Even people who don’t care one bit about Star Trek (what!) know that Captain Kirk is a high-risk, high-reward type of leader and that Spock is his calm, logical sidekick. Spock may be good enough to provide statistical probabilities, but not good enough to make decisions. They even did an episode about it with Spock leading a landing party that turns into a disaster because of his calm, logical decision making. Only when he “learns” to be emotionally impulsive is the mission saved.
This is a terrible message. In a different episode, Captain Kirk is literally about to blow up the Enterprise and kill the crew just to call an alien bad guy’s bluff. Like, if my boss ever threatens to blow up my department unless accounting signs off on a budget increase, I’d like to be consulted first (I may want to work from home that day).
Onto the sports: Sports fans (#notallsportsfans) spend a lot of their spectating time being outraged about refereeing. They’re even more outraged when their team’s coach doesn’t throw a fit and start tossing water bottles and hockey sticks onto the ice in response to said refereeing (even when it’s basketball). “He’s a terrible coach! He doesn’t scream and turn red and get kicked out of the game!”
In real life, Spock would be a much better starship captain than Kirk, and coaches who keep their cool get better results over the long term. Why? Because calm, composed leaders inspire confidence and are better at handling unexpected complications.
Research into performance competencies shows that all types of supervisors, and Sales Managers especially, benefit from demonstrating composure. Shouting and histrionics might drive a very short term burst of performance improvement among staff members, but you know how “regression toward the mean” works. Performance will inevitably dip below the level that instigated the outburst in the first place, before finally leveling off where it was.
Sales leaders who exhibit composure give employees confidence that challenges can be overcome and that the work environment is stable and consistent. Try making a case that an emotional, reactive manager delivers better results.
But what about the individual sales professionals who report to the sales leader? Doesn’t being a fast-paced, competitive, and successful salesperson also involve a certain intensity that might sometimes manifest as emotional reactiveness?
Not really. Research shows that composure is a key success driver in sales too.

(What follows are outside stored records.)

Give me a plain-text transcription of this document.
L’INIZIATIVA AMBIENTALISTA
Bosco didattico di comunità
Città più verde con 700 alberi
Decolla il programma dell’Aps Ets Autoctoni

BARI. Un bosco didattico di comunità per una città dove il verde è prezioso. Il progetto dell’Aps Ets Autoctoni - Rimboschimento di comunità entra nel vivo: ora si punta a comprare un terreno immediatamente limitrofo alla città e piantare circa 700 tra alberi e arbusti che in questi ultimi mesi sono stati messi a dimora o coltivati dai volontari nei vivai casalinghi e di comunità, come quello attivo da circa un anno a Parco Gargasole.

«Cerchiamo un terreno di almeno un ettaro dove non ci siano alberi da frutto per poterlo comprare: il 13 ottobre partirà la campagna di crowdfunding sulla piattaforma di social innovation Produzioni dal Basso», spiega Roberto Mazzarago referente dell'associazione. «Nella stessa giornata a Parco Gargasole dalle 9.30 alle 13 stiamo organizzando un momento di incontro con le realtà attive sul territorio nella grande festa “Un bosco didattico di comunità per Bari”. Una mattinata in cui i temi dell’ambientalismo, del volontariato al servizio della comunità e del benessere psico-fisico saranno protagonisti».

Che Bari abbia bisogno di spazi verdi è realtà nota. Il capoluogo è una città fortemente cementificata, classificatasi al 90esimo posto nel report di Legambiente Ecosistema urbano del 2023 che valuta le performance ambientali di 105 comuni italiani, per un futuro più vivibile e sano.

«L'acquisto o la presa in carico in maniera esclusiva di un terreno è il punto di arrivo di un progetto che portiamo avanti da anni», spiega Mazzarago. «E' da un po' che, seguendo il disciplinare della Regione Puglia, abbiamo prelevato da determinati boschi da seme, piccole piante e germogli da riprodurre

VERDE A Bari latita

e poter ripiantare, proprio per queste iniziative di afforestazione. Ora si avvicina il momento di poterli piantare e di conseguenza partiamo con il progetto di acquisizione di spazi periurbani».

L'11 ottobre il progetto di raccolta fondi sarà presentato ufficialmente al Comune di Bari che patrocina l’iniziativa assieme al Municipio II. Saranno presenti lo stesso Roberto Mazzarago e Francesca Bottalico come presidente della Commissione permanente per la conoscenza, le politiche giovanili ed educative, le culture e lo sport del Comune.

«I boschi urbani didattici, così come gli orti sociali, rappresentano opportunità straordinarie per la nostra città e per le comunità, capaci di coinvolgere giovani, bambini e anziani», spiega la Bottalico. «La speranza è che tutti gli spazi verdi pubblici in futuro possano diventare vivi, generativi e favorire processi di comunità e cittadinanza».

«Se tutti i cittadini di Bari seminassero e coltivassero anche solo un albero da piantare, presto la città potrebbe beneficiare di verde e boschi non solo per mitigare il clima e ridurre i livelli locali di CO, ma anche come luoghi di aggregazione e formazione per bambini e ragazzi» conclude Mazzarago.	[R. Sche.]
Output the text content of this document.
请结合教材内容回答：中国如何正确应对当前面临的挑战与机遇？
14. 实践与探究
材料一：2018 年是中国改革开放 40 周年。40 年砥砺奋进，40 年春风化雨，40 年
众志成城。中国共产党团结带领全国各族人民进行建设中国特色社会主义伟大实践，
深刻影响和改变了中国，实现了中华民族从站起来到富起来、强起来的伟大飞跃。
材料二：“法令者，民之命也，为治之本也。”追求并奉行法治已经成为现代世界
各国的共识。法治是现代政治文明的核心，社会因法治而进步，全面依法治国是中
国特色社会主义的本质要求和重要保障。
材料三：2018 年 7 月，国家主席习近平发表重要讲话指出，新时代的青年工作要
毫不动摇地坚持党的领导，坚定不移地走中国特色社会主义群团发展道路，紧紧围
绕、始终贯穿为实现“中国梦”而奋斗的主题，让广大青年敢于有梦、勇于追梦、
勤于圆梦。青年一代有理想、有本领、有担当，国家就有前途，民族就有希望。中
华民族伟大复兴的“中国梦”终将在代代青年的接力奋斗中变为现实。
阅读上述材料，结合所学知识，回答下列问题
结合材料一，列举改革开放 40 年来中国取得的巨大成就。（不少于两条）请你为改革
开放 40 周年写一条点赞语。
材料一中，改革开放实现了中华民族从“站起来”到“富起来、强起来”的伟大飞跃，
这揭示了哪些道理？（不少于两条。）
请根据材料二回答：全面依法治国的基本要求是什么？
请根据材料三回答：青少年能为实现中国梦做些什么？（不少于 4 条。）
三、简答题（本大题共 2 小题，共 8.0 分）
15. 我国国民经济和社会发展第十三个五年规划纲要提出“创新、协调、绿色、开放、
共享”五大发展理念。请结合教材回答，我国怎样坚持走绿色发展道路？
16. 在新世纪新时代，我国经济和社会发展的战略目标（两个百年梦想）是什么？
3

Yes, Influence and Persuasion and Relationship Building remain core competencies for sales professionals, but the ability to stay composed when dealing with difficult personalities and running into obstacles turns out to be even more important to sales effectiveness than many believed.
In the competency-based approach to hiring and development that we advocate, companies place less emphasis on years of experience and more on applicants’ and employees’ intrinsic motivations and limitations. This means, in part, asking interview questions targeted at the uncovering the competencies deemed essential for success. A lot of companies already do this, but if they’re not addressing composure (sometimes framed as “resilience”) in the hiring process, they should be. If composure can be the difference maker in, hypothetically, 3-5% of sales opportunities, wouldn’t it be worth looking into?
When it comes to improving results across an existing sales force, it may be advantageous to incorporate coping strategies around composure/resilience into coaching plans. Focus areas could include developing better techniques for handling different personality types, finding ways to assess setbacks more constructively, and learning to see individual events in context of the bigger picture.
And remember to set the right example yourself. Employees who struggle with composure will experience setbacks. That’s not the time to throw hockey sticks. Really, you should never throw hockey sticks. Someone could get hurt, and frankly, they’re pretty expensive. The end.
Can you believe I went with the sports callback instead of Star Trek and passed up an opportunity to close with “Set phasers to ‘SELL!’”?